Presiding Officer of the Nassau County Legislature Richard Nicolello announced a pair of proposed bills designed to create an Office of Mental Health and Wellness in both the Nassau County Police Department (NCPD) and the sheriff’s department.
“The concept is to provide a formal structure for the support services for our officers and corrections officers who are having mental health issues arising out of the job or not related to the job,” Nicolello said.
The move comes after reports that nine New York Police Department (NYPD) officers have died by suicide in 2019, including a spike of seven since June. At least two of those police officers made their home in Nassau County. Nicolello said the NYPD suicide cluster has helped push the proposals.
“That heightened the awareness of it,” Nicolello said. “When we looked at the statistics in terms of drafting the legislation, with the number of suicides among officers in general the support is certainly warranted.”
More police officers die by suicide than in the line of duty, according to a study from the Ruderman Family Foundation. In 2017, the study reported that there were at least 140 suicides among police officers, compared to 129 deaths in the line of duty.
As the bills currently stand, the offices would help law enforcement employees receive counseling and form peer support groups to talk out their issues among co-workers with similar experiences. They would be responsible for producing annual mental health action plans and creating a smartphone app to provide access to emergency services, similar to the recently-unveiled Nassau C.A.R.E.S. application that provides referrals and assistance to county residents struggling with addiction.
The services provided would be available to any Nassau County resident working in law enforcement, not just employees in the county’s departments, Nicolello said.

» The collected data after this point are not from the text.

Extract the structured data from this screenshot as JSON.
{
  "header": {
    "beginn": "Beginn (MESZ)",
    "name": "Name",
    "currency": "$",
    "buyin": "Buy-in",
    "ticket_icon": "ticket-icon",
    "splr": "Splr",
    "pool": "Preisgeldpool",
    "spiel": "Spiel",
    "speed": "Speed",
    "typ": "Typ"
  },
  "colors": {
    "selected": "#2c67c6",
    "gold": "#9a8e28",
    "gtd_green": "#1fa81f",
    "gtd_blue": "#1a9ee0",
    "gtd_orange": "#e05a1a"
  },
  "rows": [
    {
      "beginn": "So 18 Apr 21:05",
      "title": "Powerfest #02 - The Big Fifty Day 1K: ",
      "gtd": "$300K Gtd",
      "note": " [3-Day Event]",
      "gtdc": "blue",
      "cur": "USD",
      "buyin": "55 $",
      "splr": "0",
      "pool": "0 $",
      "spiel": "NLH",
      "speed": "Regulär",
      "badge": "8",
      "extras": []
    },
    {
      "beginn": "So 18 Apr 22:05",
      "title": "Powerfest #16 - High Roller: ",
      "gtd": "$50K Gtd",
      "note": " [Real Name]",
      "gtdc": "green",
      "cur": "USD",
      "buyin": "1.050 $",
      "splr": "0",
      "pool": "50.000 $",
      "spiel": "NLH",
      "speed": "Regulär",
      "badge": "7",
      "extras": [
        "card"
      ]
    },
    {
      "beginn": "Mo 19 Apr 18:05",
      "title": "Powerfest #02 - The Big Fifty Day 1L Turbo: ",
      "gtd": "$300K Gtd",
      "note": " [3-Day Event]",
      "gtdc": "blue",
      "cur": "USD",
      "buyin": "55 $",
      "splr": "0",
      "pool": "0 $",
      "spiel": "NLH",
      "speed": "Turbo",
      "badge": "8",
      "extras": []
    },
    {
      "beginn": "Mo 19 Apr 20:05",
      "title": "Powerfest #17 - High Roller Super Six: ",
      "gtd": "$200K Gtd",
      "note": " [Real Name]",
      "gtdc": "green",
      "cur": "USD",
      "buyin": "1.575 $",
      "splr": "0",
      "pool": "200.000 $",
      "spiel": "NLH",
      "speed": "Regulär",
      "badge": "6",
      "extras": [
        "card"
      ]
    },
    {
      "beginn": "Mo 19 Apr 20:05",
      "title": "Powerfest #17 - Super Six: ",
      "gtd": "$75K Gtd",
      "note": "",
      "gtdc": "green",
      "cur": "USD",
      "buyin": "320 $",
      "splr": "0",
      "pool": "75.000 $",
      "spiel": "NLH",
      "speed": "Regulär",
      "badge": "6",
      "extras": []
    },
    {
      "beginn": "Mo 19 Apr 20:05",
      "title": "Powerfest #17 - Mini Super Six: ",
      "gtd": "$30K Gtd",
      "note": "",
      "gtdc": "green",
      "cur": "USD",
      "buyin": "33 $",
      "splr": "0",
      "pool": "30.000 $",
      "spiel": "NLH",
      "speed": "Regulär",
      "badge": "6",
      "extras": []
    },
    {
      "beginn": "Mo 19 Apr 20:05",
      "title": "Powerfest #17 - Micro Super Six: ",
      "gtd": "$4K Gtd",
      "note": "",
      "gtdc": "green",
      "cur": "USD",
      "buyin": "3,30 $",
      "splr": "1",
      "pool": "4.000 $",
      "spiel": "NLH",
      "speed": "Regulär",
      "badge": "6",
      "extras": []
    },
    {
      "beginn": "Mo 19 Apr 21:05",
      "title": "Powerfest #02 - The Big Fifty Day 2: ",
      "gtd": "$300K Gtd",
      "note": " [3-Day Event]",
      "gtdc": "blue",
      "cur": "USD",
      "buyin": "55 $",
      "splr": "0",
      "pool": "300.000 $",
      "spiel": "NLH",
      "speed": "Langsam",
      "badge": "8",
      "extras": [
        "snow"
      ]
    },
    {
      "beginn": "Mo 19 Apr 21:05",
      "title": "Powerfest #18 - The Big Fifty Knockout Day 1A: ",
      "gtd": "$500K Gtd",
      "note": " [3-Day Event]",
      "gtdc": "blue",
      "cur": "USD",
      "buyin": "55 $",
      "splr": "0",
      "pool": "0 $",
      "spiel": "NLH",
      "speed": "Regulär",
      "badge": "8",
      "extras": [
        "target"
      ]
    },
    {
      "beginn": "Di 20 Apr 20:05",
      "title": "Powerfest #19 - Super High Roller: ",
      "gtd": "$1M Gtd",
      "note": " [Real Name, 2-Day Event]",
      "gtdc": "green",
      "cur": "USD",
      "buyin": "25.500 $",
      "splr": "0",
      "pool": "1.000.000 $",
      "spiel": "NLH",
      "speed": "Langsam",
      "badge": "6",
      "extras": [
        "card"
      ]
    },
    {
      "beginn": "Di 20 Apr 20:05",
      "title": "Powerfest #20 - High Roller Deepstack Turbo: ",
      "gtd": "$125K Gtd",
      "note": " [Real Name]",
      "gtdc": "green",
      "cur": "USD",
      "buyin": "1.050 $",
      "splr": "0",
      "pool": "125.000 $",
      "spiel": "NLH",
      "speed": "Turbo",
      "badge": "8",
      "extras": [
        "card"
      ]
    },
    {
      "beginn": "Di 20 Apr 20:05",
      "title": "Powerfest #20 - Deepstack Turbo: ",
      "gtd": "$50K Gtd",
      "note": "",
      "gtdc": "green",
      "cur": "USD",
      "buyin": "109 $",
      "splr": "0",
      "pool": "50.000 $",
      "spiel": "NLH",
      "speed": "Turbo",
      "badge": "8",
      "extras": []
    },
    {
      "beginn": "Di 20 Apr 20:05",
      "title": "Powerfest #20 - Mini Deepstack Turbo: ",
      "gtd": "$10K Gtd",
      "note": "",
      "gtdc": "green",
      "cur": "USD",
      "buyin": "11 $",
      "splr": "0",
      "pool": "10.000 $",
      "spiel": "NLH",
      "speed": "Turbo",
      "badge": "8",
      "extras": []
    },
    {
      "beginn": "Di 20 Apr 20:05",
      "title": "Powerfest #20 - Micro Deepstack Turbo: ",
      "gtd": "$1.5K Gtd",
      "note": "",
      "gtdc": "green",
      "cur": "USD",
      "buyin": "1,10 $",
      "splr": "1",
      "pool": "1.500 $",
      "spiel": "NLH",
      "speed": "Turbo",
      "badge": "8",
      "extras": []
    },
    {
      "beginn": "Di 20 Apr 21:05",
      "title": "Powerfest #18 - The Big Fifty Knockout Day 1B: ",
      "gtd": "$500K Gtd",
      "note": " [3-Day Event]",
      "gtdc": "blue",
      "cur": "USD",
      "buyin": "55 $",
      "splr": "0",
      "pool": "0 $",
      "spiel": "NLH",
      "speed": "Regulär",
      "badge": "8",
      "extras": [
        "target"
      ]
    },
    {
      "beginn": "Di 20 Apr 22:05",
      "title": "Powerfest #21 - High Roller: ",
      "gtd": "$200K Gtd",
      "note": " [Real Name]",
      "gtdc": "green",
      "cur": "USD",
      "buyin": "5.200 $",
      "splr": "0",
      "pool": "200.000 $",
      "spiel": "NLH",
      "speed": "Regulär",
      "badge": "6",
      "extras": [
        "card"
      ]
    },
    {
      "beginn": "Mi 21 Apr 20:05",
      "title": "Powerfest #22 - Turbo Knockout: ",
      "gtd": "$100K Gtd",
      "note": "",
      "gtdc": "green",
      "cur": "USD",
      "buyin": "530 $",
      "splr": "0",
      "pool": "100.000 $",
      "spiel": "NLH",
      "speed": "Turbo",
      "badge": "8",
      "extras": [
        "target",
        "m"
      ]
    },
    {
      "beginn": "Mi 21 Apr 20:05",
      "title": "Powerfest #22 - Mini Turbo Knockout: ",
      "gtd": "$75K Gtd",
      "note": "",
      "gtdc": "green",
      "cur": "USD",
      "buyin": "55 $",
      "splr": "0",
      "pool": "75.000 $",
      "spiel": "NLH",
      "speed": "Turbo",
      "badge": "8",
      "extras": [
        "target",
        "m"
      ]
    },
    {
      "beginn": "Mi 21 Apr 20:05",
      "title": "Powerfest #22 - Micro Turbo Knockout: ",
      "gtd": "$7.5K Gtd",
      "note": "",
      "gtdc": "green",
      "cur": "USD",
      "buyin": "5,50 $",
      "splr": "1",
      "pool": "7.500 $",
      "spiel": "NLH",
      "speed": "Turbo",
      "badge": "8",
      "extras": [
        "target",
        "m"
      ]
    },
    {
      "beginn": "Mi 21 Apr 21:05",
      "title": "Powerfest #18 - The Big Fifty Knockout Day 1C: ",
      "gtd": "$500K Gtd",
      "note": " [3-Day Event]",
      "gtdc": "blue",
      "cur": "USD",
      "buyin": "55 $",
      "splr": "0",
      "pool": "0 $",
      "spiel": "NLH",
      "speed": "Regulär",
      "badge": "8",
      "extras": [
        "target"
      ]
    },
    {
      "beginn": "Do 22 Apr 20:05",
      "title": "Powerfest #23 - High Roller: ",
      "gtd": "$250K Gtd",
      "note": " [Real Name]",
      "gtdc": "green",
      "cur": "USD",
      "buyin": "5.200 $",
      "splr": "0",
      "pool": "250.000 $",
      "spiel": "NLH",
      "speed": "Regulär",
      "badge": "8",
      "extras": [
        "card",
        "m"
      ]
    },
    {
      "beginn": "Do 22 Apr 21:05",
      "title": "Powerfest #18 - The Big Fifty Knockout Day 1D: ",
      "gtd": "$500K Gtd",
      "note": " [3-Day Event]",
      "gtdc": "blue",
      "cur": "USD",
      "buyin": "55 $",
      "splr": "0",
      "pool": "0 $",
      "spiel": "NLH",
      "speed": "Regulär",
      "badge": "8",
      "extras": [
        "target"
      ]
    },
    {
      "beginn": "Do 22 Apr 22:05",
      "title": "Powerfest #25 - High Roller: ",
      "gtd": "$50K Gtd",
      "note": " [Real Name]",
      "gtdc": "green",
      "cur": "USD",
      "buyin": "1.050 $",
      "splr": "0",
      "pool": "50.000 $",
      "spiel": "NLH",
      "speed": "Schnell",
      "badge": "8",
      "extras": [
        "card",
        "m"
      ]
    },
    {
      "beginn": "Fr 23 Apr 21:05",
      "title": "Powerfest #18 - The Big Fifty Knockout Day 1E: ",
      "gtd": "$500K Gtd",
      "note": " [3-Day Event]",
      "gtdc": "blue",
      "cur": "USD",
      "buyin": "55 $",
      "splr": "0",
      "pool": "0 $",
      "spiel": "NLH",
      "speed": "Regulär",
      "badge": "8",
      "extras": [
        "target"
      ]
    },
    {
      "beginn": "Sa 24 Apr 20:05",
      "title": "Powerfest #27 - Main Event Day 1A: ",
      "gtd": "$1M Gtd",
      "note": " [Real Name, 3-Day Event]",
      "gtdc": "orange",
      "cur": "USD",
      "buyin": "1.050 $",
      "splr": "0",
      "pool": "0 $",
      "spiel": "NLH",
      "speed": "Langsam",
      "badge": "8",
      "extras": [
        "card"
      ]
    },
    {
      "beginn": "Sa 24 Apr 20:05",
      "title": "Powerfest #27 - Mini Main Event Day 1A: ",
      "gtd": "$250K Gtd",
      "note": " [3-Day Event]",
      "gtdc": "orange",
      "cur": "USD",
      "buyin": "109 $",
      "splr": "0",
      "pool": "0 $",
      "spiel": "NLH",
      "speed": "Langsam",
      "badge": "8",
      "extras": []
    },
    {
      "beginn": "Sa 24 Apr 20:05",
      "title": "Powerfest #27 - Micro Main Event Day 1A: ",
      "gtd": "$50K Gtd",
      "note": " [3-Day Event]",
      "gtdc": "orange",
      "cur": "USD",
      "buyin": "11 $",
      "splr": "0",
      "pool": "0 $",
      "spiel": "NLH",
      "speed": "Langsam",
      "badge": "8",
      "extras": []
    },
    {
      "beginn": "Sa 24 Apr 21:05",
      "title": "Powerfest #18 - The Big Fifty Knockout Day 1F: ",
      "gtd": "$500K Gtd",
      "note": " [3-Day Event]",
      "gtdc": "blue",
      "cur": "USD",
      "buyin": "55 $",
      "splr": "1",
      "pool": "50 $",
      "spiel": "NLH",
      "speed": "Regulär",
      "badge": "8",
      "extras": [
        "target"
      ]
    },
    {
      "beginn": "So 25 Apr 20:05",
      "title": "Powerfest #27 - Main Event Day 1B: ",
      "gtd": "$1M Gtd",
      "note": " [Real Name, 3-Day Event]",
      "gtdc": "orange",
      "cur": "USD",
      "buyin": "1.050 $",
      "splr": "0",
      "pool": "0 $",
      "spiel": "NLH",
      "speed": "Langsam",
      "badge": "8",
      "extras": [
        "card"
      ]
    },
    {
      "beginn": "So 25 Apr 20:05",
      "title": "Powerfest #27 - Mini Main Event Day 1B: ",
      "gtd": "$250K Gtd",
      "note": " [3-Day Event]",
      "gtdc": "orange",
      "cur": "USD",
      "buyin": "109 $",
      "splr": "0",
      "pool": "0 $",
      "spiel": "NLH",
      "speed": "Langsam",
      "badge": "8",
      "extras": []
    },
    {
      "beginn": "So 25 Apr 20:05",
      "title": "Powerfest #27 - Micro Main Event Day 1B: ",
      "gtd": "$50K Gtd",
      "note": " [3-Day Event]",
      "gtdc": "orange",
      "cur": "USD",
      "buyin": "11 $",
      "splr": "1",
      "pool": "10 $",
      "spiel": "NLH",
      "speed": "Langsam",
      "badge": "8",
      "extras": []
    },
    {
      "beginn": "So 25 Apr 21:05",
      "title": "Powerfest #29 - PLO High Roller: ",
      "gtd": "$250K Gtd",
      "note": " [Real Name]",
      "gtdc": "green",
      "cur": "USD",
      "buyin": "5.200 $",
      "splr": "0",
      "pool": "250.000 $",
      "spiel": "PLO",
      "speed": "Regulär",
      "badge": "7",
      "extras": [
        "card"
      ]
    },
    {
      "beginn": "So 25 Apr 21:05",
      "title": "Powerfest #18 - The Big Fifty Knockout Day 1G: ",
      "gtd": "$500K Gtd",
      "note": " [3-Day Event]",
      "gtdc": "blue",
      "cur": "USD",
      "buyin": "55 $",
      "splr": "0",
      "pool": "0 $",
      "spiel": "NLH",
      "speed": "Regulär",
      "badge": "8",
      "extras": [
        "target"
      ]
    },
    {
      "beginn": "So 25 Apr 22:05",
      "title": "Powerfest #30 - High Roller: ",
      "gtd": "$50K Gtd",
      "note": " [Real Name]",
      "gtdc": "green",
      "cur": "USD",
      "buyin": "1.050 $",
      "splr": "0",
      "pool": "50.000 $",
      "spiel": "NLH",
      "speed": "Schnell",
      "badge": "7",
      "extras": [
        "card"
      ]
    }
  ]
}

Nassau County Detectives Association President John Wighaus said the county’s detectives encounter hazards on the job that can be especially harmful to their well-being.
“Detectives see and investigate crimes like vicious murders, rapes and child exploitation that most people don’t see in their lifetime,” Wighaus said. Those issues are sometimes exacerbated by long-standing taboos among police officers about coming forward and discussing their problems, Wighaus added.
The proposed bills are set to appear before the committee on Sept. 9 and before the full Legislature on Sept. 20. Nicolello expects they will receive bipartisan support within the body.